You seem to be willfully misunderstanding the E. coli point. Obviously it doesn't satisfy the P3CO definition, but nor did the research approved at WIV.

> Are you kidding? Or are you really don't know about Daszak rushing there and cleaning up all the evidence?

Hey now, don't get tired from moving those goal posts! Your claim was that Proximal Origins authors didn't consider the lab leak. You are unambiguously wrong.

Please share your evidence of "Daszak rushing there and cleaning up all the evidence." Not familiar with it!

You again failed to provide definition. And you seem to get confused about goalposts. So, let me reiterate 3 hard facts here:

1. as my previous link is gone here is 2 pretty same NIH and government definitions of GoF, 2016 and 2025:

https://www.congress.gov/bill/119th-congress/senate-bill/738...

            (1) Gain-of-function research.--The term ``gain-of-function 
        research'' means any research that--
                    (A) involves the genetic alteration of an organism 
                to change or enhance the organism's biological 
                functions, which change or enhancement may include 
                increased infectivity, transmissibility, pathogenicity, 
                or host range (which is the spectrum of hosts that an 
                organism can infect); or
                    (B) may be reasonably anticipated to confer 
                attributes to an organism, such that the organism would 
                have enhanced infectivity, pathogenicity, or 
                transmissibility, or otherwise pose a threat to 
                national security, public safety, or the health of 
                humans, companion animals, or livestock, poultry, 
                seafood and aquaculture species, or game animals.

https://osp.od.nih.gov/wp-content/uploads/2016/09/Gain-of-Fu...

"Gain-of-function (GOF) research involves experimentation that aims or is expected to (and/or, perhaps, actually does) increase the transmissibility and/or virulence of pathogens."

Both definitions clearly cover Wuhan research - genetically implanting ACE2 binding protein on non-human coronavirus so that the resulting virus infects and kill human cells containing ACE2 receptor. Thus hard fact numero uno - Fauci lied to Congress.

2.

>Your claim was that Proximal Origins authors didn't consider the lab leak.

No. My claim is that NIH didn't perform any scientific study - which would naturally include peer reviewed publishing of results - of Wuhan created viruses vs. COVID.

What doesn't count as such a study is the lazy email chat between several dudes who were recruited by Daszak without even letting them know of the conflict of interests that he and Fauci had on the matter.

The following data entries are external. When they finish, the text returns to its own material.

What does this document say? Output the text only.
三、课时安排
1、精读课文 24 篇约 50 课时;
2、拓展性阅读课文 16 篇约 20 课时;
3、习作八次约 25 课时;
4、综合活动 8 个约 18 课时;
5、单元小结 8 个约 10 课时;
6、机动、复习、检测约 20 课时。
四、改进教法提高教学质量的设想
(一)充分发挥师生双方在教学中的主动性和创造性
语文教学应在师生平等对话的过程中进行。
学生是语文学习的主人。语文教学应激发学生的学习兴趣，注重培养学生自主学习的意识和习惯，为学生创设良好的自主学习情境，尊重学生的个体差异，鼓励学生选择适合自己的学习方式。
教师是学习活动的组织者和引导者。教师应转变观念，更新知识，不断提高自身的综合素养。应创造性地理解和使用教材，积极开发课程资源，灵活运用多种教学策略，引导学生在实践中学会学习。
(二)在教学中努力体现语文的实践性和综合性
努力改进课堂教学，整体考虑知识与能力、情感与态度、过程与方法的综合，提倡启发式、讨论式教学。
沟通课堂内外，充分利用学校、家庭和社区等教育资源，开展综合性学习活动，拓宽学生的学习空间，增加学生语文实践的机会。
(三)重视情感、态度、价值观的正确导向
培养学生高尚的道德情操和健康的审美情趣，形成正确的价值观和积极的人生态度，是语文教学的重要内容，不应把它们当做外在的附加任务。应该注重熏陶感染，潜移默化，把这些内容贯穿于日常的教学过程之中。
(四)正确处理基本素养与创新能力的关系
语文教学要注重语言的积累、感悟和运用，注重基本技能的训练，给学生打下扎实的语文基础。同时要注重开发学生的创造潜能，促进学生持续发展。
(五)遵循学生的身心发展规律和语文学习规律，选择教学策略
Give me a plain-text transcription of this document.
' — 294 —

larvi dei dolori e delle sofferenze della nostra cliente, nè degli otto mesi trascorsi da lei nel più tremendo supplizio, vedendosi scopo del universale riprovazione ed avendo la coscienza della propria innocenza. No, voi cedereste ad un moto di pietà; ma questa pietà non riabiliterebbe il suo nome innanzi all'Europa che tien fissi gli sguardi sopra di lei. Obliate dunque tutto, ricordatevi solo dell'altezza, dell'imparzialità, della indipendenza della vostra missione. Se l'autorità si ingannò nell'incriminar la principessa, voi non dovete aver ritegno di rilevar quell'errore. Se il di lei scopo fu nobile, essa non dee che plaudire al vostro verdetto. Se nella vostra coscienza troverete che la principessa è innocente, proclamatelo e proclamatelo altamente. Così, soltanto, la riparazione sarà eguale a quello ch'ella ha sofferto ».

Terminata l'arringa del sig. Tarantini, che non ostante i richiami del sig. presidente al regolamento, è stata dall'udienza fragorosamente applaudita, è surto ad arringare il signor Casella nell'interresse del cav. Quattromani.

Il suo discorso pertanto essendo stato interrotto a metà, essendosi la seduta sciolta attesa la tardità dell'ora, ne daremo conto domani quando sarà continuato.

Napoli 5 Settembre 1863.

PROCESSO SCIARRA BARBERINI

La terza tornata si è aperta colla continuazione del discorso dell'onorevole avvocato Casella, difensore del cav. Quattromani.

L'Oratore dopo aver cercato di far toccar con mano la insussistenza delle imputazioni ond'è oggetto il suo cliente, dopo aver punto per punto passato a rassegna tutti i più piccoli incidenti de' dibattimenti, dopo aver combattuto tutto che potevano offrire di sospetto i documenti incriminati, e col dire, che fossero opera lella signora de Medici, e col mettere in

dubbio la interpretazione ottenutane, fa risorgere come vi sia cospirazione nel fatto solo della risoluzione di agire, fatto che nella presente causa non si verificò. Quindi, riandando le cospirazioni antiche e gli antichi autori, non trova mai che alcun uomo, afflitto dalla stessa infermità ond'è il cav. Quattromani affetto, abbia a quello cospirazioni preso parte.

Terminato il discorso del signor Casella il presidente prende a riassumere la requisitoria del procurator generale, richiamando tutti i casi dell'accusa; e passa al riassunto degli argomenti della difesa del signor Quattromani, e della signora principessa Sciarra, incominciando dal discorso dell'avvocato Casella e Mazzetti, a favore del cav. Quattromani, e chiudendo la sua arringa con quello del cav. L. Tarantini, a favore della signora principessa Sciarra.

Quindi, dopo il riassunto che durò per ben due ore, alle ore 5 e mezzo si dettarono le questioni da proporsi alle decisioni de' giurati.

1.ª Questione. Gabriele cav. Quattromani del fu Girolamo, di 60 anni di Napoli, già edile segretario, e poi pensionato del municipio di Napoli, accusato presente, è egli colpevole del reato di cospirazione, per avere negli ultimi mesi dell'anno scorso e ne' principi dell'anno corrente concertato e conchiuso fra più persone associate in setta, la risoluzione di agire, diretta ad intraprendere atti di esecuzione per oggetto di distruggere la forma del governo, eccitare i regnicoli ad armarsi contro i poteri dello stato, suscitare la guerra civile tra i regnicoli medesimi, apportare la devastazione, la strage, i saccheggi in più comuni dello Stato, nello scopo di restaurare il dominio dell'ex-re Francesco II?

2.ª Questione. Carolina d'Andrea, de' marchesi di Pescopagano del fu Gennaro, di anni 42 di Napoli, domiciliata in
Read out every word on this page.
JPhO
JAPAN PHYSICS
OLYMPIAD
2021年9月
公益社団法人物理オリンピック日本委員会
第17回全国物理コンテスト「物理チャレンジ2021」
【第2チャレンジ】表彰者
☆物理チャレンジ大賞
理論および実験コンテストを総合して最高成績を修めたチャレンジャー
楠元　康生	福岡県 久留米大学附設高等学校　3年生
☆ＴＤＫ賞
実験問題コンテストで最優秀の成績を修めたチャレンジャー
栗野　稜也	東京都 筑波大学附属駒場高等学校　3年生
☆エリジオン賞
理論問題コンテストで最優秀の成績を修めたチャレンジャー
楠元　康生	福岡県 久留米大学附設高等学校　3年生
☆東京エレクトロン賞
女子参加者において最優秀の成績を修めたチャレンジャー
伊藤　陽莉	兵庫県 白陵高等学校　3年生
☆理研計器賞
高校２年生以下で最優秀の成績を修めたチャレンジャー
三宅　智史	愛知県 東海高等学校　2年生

3. Fauci as a top leader at a scientific institution had the duty to maintain scientific integrity of the institution. Giving his and Daszak conflict of interests on the matter, he catastrophically failed at maintaining that scientific integrity when he didn't not send independent investigators to Wuhan instead of Daszak.

Note how synergistically the fact 3. dovetails with the fact 1. and how that provides very plausible explanation for the fact 2.